Empathy at Scale
When the protections of empire no longer protects you.
Viola Liuzzo – white woman, Detroit housewife, murdered by the Klan in 1965 after driving marchers during Selma.
Heather Heyer – white woman, killed in 2017 by a neo-Nazi who rammed his car into anti-racist protesters in Charlottesville.
Renee Nicole Good – white woman, 37, killed by an ICE agent in Minnesota today.
The unstated law of white supremacy is white women's bodies should be “protected.” No white women? No more white people. For the most part, this law remains in effect.
Until it doesn't.
Step out of line and the machine that was built to protect “people like you” turns and eats you the second you choose the wrong side.
When white women die by the same forces that have been killing Black and Brown folks for centuries, it punctures the “it’s not that bad” story for a whole swath of people who only move when they see their own in the body count.
This is recruitment by atrocity.
Not in a cynical “good, now they’ll care” way. In a brutal, historically accurate way. Liuzzo’s murder radicalized white liberal imaginations about the Klan. Heyer’s death did that for neo-Nazis and “very fine people” discourse.
Good’s killing will likely play that role for ICE / deportation / “law and order.”
It shouldn’t take this. It always has.
You’re watching the boundary of “safe whiteness” shrink in real time. The circle of “people whose lives are presumed inviolable” is getting smaller. That’s terrifying and clarifying. When the shield fails for the people who were supposed to have one, “neutrality” starts to look like:
"Oh. It can be us too."
If Viola Liuzzo, Heather Heyer, and Renee Nicole Good share anything beyond their deaths, it’s this: They mark the moments when white womanhood stopped being an untouchable shield and became just another kind of flesh in the way of the state.
Middle castes’ exemptions are being revoked.
The people who once could trust “they’d never do that to me” are finding out there’s no such guarantee. For centuries, whiteness functioned like a shield. Not evenly, not for everyone, just enough to justify "we the people" and "those people."
Liuzzo, Heyer, and Good are the cracks where the shield fails in public.
You can treat Renee’s name as another tragic headline that proves nothing and changes nothing. Or you can treat hers like Liuzzo’s and Heyer’s—a flare on the horizon, telling you the map you thought you lived inside is already gone. If you are newly afraid because you see yourself in Renee, don’t bring your guilt.
Bring your courage. Bring your bodies. Bring your empathy.
Outrage will spike, trend, and decay. Empathy—the kind that admits ‘it can be us, it already was them’—is the only thing that’s ever changed anything.
Empathy, if we let it, can braid Black grief, Jewish grief, immigrant grief, queer grief, and the grief of people who thought they were safe until they weren’t.
The machine built to protect “people like you” will eat you the second you pick the wrong side.

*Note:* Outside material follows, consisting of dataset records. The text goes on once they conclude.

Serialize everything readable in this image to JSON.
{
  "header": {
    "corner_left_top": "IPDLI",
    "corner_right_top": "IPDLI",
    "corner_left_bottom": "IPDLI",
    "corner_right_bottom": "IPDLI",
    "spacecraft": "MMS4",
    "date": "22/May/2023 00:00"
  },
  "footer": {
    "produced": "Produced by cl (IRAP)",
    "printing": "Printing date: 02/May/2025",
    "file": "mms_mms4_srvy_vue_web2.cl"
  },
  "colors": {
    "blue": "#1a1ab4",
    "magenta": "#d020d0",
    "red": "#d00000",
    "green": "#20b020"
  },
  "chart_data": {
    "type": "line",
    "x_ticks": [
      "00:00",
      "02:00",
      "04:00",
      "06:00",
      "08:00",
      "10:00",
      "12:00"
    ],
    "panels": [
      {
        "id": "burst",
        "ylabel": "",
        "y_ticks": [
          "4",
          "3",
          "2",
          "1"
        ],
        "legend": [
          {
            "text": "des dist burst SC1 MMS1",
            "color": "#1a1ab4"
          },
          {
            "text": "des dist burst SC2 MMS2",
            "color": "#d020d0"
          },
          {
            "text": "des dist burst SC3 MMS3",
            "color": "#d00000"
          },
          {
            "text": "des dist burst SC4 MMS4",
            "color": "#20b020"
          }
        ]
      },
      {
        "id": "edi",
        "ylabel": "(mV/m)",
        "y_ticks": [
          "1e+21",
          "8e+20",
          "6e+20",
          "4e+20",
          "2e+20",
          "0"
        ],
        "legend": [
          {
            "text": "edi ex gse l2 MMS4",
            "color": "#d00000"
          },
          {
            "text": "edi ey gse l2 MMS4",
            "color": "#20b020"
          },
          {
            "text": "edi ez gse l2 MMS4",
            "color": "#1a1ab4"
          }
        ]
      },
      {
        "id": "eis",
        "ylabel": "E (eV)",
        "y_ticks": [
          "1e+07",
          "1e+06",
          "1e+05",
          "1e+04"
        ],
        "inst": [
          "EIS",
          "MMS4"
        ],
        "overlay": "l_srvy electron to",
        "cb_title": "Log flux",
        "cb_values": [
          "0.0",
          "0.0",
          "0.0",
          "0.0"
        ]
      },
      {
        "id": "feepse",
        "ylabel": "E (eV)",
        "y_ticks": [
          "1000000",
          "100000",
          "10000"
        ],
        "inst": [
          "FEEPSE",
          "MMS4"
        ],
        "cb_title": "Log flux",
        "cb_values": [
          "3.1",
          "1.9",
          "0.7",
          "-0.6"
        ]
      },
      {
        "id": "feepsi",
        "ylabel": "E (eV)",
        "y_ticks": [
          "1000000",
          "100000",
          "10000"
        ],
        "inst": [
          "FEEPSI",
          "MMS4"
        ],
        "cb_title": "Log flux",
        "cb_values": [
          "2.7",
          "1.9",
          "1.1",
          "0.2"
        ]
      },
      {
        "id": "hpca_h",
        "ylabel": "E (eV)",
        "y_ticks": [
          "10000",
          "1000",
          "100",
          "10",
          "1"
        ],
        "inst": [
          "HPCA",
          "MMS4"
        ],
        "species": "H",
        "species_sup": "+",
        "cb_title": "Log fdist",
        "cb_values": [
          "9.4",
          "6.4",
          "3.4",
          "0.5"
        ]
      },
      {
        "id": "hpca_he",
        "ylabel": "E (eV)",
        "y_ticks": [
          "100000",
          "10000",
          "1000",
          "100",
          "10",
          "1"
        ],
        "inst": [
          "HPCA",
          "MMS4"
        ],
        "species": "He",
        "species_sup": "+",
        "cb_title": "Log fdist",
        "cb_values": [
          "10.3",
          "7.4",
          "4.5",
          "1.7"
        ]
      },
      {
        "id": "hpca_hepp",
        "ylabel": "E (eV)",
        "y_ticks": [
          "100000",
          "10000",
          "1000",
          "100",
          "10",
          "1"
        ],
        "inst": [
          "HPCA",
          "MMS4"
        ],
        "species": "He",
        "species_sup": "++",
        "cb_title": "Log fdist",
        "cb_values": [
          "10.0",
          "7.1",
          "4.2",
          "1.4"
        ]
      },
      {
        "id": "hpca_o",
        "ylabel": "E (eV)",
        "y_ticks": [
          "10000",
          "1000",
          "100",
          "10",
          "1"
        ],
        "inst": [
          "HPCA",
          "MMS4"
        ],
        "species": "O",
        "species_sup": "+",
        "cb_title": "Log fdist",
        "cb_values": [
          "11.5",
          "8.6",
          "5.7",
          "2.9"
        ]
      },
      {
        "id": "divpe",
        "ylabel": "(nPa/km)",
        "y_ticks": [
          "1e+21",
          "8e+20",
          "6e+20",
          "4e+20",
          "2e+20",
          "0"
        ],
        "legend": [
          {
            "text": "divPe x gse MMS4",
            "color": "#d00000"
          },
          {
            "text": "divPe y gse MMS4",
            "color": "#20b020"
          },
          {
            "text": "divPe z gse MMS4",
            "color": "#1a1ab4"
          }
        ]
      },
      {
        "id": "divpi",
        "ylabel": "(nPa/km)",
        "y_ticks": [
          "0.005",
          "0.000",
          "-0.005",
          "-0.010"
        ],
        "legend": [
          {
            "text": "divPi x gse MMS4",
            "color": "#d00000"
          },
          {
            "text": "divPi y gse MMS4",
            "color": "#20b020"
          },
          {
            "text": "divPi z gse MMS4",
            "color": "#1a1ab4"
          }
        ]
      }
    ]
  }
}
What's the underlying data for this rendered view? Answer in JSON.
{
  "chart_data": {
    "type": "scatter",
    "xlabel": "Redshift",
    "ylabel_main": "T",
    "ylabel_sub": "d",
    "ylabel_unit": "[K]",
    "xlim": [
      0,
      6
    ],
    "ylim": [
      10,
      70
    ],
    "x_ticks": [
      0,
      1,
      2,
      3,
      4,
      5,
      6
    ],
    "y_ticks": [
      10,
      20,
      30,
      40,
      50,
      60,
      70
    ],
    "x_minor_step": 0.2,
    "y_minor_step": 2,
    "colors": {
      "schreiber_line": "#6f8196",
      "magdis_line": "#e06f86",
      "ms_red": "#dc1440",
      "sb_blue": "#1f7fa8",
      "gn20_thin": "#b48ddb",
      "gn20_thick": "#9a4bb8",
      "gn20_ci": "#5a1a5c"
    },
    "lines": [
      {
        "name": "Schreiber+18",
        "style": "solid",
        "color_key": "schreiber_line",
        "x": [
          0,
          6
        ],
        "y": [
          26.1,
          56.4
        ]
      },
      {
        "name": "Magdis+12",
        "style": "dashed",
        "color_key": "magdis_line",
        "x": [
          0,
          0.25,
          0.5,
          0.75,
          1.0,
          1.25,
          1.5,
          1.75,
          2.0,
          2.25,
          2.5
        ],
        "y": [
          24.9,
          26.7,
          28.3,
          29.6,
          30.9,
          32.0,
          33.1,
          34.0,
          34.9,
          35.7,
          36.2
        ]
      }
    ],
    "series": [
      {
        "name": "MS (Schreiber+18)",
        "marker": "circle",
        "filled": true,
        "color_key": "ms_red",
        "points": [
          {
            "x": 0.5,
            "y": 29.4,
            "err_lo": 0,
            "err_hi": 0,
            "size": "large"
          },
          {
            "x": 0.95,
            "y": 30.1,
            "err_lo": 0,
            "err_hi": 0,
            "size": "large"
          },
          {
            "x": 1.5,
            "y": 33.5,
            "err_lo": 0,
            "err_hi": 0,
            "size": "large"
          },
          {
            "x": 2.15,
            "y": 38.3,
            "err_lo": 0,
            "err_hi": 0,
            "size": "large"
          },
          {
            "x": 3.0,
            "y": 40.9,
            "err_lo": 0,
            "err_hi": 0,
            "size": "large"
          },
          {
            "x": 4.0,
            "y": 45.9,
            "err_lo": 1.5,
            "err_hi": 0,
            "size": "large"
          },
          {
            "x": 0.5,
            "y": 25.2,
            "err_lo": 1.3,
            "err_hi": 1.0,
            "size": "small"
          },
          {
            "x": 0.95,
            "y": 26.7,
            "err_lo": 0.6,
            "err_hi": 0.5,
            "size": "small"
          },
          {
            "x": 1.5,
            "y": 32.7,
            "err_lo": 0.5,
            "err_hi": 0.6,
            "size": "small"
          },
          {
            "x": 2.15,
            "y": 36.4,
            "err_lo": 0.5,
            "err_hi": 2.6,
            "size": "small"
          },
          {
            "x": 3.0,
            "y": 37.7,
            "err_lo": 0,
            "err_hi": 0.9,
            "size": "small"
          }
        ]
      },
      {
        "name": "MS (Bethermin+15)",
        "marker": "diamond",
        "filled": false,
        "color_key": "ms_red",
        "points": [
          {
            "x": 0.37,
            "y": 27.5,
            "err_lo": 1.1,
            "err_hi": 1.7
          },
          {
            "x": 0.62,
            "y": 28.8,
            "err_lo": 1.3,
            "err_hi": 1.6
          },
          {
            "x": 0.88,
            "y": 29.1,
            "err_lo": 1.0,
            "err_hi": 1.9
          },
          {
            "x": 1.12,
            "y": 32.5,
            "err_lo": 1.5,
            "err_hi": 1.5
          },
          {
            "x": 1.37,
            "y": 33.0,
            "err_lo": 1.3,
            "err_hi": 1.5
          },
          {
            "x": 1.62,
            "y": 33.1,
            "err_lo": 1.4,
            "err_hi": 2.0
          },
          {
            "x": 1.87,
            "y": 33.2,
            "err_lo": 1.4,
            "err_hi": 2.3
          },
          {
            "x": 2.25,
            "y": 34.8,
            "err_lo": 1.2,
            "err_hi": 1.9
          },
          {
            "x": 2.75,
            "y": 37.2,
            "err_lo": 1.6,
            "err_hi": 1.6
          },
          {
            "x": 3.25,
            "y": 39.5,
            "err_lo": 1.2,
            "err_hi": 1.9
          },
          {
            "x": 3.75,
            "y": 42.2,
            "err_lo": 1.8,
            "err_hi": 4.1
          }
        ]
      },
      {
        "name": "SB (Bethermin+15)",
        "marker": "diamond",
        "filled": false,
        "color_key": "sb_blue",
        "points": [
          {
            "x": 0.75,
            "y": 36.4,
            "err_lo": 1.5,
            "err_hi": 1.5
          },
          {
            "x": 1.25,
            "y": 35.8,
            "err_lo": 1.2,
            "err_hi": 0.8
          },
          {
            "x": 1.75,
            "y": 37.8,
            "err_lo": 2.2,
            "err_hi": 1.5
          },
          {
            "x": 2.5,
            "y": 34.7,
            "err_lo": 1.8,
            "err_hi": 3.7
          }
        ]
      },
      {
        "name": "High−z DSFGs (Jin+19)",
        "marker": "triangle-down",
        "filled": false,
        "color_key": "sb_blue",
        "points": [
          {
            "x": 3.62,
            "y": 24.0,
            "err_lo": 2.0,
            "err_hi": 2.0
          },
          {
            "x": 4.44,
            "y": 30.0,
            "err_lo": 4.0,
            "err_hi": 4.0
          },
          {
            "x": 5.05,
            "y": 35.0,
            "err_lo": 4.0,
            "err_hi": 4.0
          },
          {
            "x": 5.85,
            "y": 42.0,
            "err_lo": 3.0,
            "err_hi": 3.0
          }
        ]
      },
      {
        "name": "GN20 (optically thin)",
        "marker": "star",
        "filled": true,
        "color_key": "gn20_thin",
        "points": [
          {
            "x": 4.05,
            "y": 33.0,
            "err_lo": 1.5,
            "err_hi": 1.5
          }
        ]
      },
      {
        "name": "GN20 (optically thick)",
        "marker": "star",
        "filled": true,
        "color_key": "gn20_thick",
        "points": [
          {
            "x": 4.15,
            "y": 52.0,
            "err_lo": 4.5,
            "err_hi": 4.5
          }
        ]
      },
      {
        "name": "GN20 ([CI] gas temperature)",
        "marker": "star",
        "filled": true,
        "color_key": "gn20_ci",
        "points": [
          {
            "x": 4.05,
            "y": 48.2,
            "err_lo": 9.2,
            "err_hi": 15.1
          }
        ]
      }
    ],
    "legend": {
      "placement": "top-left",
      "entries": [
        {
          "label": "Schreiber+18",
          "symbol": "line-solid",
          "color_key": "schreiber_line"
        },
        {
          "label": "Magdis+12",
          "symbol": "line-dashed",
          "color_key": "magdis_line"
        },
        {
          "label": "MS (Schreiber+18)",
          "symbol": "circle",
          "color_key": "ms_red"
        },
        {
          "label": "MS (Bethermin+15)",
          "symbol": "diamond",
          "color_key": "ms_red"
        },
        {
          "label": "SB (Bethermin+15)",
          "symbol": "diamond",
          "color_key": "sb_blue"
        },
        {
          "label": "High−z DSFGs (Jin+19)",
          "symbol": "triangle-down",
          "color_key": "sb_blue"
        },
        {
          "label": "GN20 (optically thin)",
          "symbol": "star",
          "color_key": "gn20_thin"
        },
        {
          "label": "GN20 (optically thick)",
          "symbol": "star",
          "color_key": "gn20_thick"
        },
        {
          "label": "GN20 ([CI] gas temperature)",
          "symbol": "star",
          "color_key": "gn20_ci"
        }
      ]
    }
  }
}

Empire knows how to fight outrage. It has no defense against empathy at scale.
Renee Good’s life deserved more than to be a lesson. The least we can do is learn the right thing from it.



Thank you for this post, Jackie. You are right on target.
Such tragic and repeated truth. Like Olivia, I write and feel like I breathe and I just don't have any words or currency today. Thanks for naming the same old storyline.